It doesn't explain everything however: The top 2% (or is it 0.2%?) pay less
than 10% taxes. Direct income tax alone is supposed to approach 50% for those
incomes.

------
guelo
The problem in all of Europe is that the ECB has insanely decided to maintain
tight money during a recession. This is slowing down economies across the
continent and forcing governments into austerity budgeting which acts as a
pro-cyclical intensifier of the recessions.

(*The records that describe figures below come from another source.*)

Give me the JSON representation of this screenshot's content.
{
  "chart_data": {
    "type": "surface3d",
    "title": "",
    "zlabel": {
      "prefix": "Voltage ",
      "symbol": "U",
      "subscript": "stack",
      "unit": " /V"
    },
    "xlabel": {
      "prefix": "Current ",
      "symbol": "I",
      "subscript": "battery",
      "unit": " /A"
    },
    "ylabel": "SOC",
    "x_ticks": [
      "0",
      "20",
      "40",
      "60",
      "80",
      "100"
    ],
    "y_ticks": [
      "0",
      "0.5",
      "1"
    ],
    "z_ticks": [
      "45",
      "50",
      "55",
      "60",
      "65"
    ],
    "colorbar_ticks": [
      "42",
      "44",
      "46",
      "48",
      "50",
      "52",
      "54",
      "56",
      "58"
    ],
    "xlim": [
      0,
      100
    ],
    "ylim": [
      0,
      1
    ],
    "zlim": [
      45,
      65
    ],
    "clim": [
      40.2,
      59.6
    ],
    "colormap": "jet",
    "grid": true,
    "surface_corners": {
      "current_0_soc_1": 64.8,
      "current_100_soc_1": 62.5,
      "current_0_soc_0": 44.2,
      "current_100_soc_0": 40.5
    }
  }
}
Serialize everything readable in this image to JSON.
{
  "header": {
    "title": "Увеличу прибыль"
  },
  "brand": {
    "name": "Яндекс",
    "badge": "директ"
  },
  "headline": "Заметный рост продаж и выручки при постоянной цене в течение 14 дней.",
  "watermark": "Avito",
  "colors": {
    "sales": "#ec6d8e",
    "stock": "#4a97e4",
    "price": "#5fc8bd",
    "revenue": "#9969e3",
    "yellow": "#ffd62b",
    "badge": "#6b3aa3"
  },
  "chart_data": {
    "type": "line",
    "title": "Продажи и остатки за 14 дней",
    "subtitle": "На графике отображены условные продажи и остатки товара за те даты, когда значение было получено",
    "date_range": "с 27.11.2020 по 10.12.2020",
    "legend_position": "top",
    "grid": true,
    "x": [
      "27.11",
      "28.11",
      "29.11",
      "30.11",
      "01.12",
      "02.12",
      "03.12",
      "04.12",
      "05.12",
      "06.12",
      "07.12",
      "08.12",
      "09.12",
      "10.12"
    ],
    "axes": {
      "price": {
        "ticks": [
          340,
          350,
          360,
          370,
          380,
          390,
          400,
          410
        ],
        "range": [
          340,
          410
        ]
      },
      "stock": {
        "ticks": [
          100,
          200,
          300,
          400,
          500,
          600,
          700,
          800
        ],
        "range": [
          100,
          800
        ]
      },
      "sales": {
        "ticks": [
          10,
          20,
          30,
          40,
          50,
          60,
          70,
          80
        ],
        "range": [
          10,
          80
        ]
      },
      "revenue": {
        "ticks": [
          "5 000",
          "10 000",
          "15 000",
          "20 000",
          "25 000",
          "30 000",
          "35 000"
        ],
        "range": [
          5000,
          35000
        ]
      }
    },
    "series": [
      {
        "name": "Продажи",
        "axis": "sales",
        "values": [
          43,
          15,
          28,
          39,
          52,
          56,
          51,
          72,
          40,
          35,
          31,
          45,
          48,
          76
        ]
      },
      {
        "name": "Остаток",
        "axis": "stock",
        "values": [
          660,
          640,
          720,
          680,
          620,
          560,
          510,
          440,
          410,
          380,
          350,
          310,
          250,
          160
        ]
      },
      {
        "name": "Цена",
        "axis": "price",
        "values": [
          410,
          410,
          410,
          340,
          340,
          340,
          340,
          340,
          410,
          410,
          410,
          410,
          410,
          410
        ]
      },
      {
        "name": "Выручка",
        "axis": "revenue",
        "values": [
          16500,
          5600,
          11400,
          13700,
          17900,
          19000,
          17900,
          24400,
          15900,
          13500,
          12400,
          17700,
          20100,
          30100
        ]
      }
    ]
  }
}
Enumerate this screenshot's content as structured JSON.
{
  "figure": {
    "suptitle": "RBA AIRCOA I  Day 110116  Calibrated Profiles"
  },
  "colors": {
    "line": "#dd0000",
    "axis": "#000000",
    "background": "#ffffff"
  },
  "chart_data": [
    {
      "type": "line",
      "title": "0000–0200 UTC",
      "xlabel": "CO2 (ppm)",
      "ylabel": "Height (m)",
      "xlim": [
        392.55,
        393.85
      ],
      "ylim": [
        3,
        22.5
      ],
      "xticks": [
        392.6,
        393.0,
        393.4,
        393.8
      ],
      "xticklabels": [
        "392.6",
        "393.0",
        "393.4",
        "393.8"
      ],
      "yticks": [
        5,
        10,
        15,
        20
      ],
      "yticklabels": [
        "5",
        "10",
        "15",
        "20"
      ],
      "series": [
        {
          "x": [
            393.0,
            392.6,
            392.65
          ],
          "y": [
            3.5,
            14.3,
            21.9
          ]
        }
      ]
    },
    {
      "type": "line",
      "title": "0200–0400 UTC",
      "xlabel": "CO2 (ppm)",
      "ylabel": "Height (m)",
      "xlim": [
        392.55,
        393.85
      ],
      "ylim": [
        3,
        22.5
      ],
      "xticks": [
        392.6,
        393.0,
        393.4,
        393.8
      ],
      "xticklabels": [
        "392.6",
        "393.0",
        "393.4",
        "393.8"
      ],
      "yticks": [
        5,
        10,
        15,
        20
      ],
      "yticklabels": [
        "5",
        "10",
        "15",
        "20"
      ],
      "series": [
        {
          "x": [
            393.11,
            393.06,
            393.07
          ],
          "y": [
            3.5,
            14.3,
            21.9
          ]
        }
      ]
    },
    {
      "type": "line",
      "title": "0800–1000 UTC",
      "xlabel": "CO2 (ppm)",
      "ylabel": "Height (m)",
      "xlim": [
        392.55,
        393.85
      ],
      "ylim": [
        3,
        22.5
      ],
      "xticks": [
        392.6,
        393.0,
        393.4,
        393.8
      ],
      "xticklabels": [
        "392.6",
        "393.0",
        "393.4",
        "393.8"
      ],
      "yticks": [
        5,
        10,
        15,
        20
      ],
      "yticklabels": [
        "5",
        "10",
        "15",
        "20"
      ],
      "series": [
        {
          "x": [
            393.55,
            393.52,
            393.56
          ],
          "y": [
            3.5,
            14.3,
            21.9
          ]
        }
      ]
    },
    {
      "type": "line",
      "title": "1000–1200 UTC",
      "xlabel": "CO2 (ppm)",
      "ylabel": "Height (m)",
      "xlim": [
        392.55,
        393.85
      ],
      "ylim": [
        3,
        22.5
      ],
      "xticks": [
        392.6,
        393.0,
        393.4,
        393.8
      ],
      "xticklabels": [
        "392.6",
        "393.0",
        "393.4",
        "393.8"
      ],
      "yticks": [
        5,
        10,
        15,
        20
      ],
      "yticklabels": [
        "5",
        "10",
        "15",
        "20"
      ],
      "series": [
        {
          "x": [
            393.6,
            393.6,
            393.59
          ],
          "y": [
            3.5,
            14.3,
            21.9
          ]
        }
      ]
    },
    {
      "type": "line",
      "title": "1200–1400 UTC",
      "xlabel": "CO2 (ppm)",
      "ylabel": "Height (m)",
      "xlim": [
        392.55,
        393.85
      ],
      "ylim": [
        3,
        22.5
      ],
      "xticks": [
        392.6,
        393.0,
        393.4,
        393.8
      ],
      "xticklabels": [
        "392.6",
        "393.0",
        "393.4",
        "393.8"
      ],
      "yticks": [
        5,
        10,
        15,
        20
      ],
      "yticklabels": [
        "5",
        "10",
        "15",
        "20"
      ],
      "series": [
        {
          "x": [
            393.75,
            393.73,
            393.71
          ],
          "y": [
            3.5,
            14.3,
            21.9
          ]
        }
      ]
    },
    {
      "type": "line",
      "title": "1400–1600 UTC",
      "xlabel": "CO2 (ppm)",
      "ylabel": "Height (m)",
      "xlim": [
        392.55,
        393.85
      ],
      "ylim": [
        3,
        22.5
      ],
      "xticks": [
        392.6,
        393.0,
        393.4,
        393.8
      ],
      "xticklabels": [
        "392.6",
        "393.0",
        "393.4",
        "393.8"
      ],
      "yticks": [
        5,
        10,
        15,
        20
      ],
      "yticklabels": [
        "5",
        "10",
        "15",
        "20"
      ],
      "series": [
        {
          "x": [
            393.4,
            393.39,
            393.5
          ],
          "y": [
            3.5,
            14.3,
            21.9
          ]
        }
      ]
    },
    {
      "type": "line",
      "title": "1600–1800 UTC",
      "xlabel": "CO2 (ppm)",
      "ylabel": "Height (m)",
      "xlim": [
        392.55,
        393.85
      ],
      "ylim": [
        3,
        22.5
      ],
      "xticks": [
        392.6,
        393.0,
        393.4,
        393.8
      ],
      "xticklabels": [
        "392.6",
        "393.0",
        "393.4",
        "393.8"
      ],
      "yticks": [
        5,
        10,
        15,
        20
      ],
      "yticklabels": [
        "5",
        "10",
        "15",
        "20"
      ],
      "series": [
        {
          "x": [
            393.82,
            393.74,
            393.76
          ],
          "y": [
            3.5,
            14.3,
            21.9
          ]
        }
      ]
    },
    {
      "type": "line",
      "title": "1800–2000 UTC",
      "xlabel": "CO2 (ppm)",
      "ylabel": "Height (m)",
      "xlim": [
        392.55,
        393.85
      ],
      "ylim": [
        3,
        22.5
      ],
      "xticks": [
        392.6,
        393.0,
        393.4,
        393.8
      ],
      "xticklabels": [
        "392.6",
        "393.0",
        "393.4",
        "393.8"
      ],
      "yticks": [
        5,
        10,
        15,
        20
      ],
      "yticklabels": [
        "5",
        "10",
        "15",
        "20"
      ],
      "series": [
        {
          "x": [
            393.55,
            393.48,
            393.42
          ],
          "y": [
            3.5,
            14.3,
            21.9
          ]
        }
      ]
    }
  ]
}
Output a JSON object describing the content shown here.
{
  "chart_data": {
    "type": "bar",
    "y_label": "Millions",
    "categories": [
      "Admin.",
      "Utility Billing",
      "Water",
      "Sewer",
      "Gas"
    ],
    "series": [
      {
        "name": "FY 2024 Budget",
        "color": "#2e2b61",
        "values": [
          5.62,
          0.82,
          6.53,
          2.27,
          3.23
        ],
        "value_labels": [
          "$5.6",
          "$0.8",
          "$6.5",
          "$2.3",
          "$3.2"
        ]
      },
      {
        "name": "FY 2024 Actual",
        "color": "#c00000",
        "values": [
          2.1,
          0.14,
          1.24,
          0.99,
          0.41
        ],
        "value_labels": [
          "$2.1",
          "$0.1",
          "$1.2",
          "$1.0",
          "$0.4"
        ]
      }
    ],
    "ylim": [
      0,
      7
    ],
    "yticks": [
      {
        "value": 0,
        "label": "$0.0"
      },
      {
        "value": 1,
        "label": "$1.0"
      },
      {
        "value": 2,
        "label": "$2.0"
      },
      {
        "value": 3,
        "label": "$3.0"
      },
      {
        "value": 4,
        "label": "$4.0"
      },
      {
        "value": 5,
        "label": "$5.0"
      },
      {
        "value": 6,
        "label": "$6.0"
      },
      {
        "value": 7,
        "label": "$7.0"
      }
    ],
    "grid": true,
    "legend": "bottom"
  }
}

So being forced into an austerity budget you have two levers, cutting spending
or increasing taxes. Both will hurt the economy, the question is which is
worse. France being richer than, for example, Spain has a little more room to
maneuver. Entrepreneurs like to look at the so-called supply-side arguments
but the mirror demand-side argument is frequently ignored, if people don't
have money to spend they're not going to buy what you're selling. Economics
being the joke science that it is these issues are argued endlessly without
resolution, though there is some evidence that tax policy does not have that
big of an effect on economic growth. But what we can say for sure about
cutting social services is that lower and middle class people will suffer more
from these cuts than the entrepreneurs will suffer from tax hikes since
normally the entrepreneur will have more personal money to absorb the hit.

Again, this could be avoided if ECB would adopt more pro-growth monetary
policy.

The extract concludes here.